Gwong Zau 廣州 is the Cantonese name of the city of Guǎngzhōu, capital of the Chinese province of Guǎngdōng 廣東.
With an ancient culture and language, this flourishing city has been the most important seaport in southern China since the times of the Hàn 漢 dynasty (206 BC-220 AD), and a key place in the development of arts such as painting, calligraphy, architecture, opera and martial arts.
In our school, we try to bring the culture of China closer to the inhabitants of Zaragoza (Spain), through Chinese martial arts and other cultural activities.
Juan Otín Uriarte was born in Zaragoza, in 1985.
He is passionate about Chinese culture and Martial Arts. Since 2012 he practices Choy Li Fut 蔡李佛 and Tài Jí Quán 太極拳. He started under the guidance of Grand Master Jie-Gao Pedro Rico, with whom he spent four years until his death in 2016. Short after, he met Sifu Manuel Lázaro, also a former student of Jie-Gao, and continued his learning with him, eventually becoming an instructor in his school.

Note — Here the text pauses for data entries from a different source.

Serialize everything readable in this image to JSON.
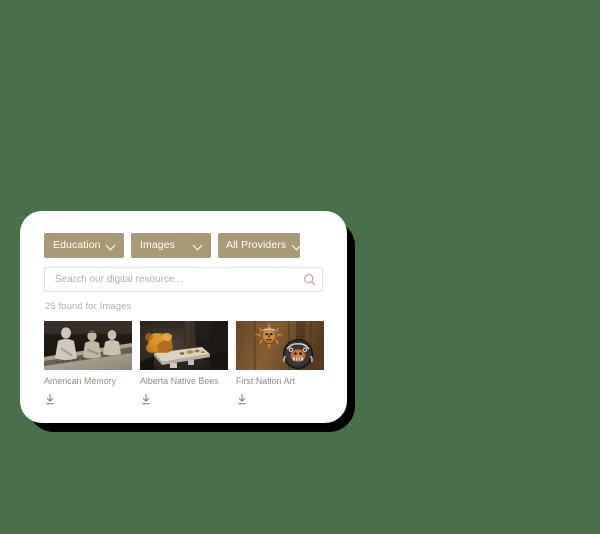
{
  "background_color": "#4a704b",
  "widget": {
    "accent_color": "#a89a74",
    "card_background": "#ffffff",
    "shadow_color": "#000000",
    "filters": [
      {
        "name": "category",
        "label": "Education",
        "icon": "chevron-down-icon"
      },
      {
        "name": "type",
        "label": "Images",
        "icon": "chevron-down-icon"
      },
      {
        "name": "provider",
        "label": "All Providers",
        "icon": "chevron-down-icon"
      }
    ],
    "search": {
      "placeholder": "Search our digital resource...",
      "value": "",
      "icon": "search-icon"
    },
    "results_count": "25 found for Images",
    "results": [
      {
        "title": "American Memory",
        "thumbnail": "sepia-photo-people-at-table",
        "download_icon": "download-icon"
      },
      {
        "title": "Alberta Native Bees",
        "thumbnail": "dark-photo-bees-on-tray",
        "download_icon": "download-icon"
      },
      {
        "title": "First Nation Art",
        "thumbnail": "carved-wooden-masks",
        "download_icon": "download-icon"
      }
    ]
  }
}
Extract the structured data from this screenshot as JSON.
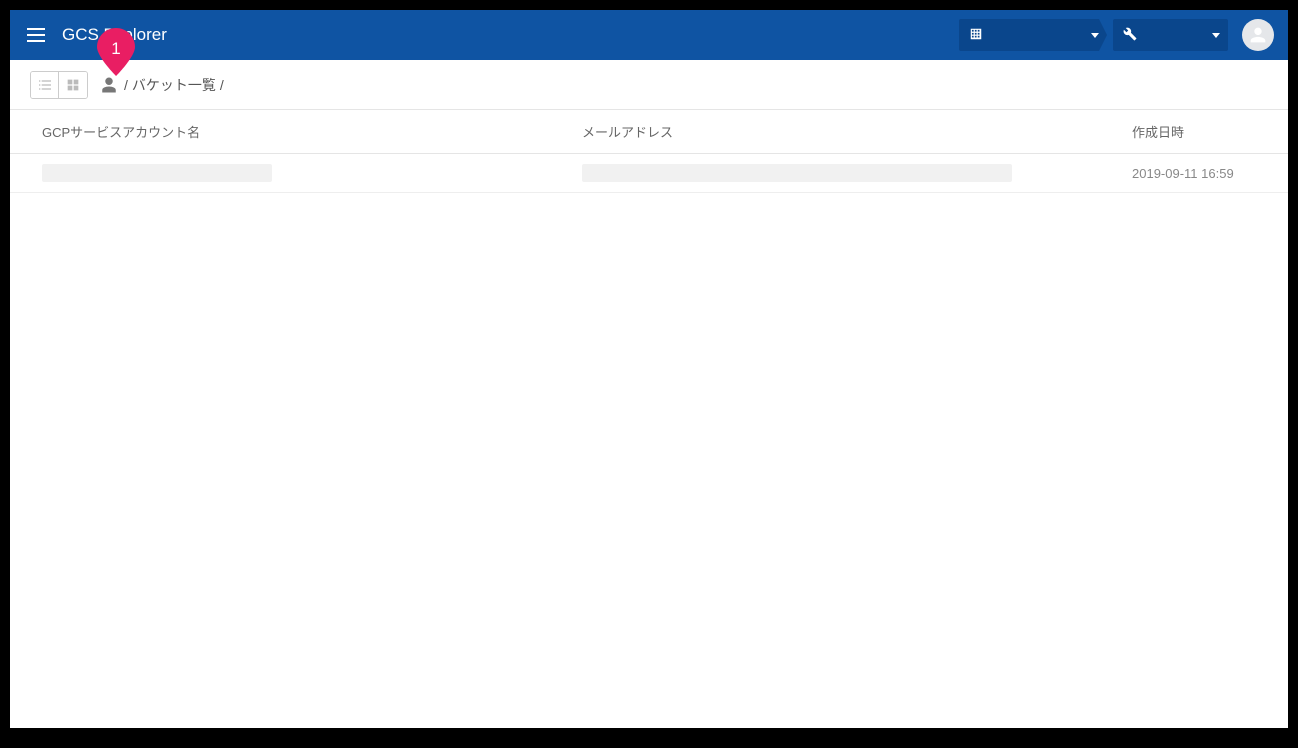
{
  "header": {
    "app_title": "GCS Explorer"
  },
  "annotation": {
    "pin_number": "1"
  },
  "breadcrumb": {
    "label": "バケット一覧"
  },
  "table": {
    "headers": {
      "name": "GCPサービスアカウント名",
      "email": "メールアドレス",
      "created": "作成日時"
    },
    "rows": [
      {
        "created": "2019-09-11 16:59"
      }
    ]
  }
}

He is also a great tea enthusiast and in the past he managed his own retail business. When he was younger he spent many months in China and all around Asia, traveling and getting to know the culture, and since then he has returned several times.
Since 2018 he is student of Master Pun Seon Seoi 潘顺遂 of Guǎngzhōu 廣州, where he has lived for nearly two years studying Choy Li Fut from Master Pun himself, whose father was a direct student of Grandmaster Chan Yiu Chi 陳耀墀.
Finally, since he was a teenager he has been interested in Buddhist and Taoist philosophies and meditation. Specially attracted to Chán 禪 (Zen) Buddhism, which has precisely influenced our Kung Fu style Choy Li Fut, since it is a heir of the Shàolín 少林 Chán tradition, through monk Choy Fook 蔡褔.
CHOY LI FUT MAIN LINEAGE
TAIJIQUAN MAIN LINEAGE
Learning Kung Fu is beneficial for many different reasons, from improving fitness and maintaining health, to developing mental calm and even spiritual fulfillment, as well as developing qualities such as discipline or self-esteem and, of course, acquiring self-defense skills.
The training systems we follow are traditional systems, but supported by the knowledge we have today about the human body and sports sciences.
We believe that Kung Fu must be a system at the service of people, and therefore it is this that must adapt to each practitioner and not vice versa. Therefore, we can say that its training is suitable for people of all ages, when it is properly approached. In our classes we try to offer a personalized training adapted to each practitioner according to their abilities and interests.
In our school we do not train fighters or combatants, although obviously we do practice skills related to fighting, nor do we promote competitiveness. What we do promote is a feeling of self-improvement in each person and an eagerness to improve every day our character and our way of being and living, so that this learning can be useful to the practitioner every day of his life.
There is nowhere to arrive except the present moment.
Thich Nhath Hanh
Gōng fu 功夫 is a term that can be translated as "mastery". It consists of two Chinese characters: 功 gōng, which literally means "work", "skill", "success", and 夫 fu, which translates as "man" or "person". Gōng fu is therefore a personal ability achieved through time by a prolonged practice that requires effort, patience and dedication.
Recently, and especially in the West, the term has been associated with the practice of Chinese Martial Arts, whose romanized name has taken the standard form Kung Fu. Nevertheless, in the same way that a martial artist has to develop his gōng fu, the same thing happens with any other person who wants to reach a high degree of mastery in his art. Calligraphy and the art of tea are considered, both, gōng fu. Of a chán 禪 master we say that he has gōng fu. The same could be said of a carpenter or any other highly skilled professional.
And gōng fu is, above all, a way of being present, since it requires attention and concentration that unites us indissolubly to the here and now. Through the development of gōng fu we can achieve full realization as persons, guide ourselves by virtue and discipline and, finally, be happy in the present with whatever we live at each moment.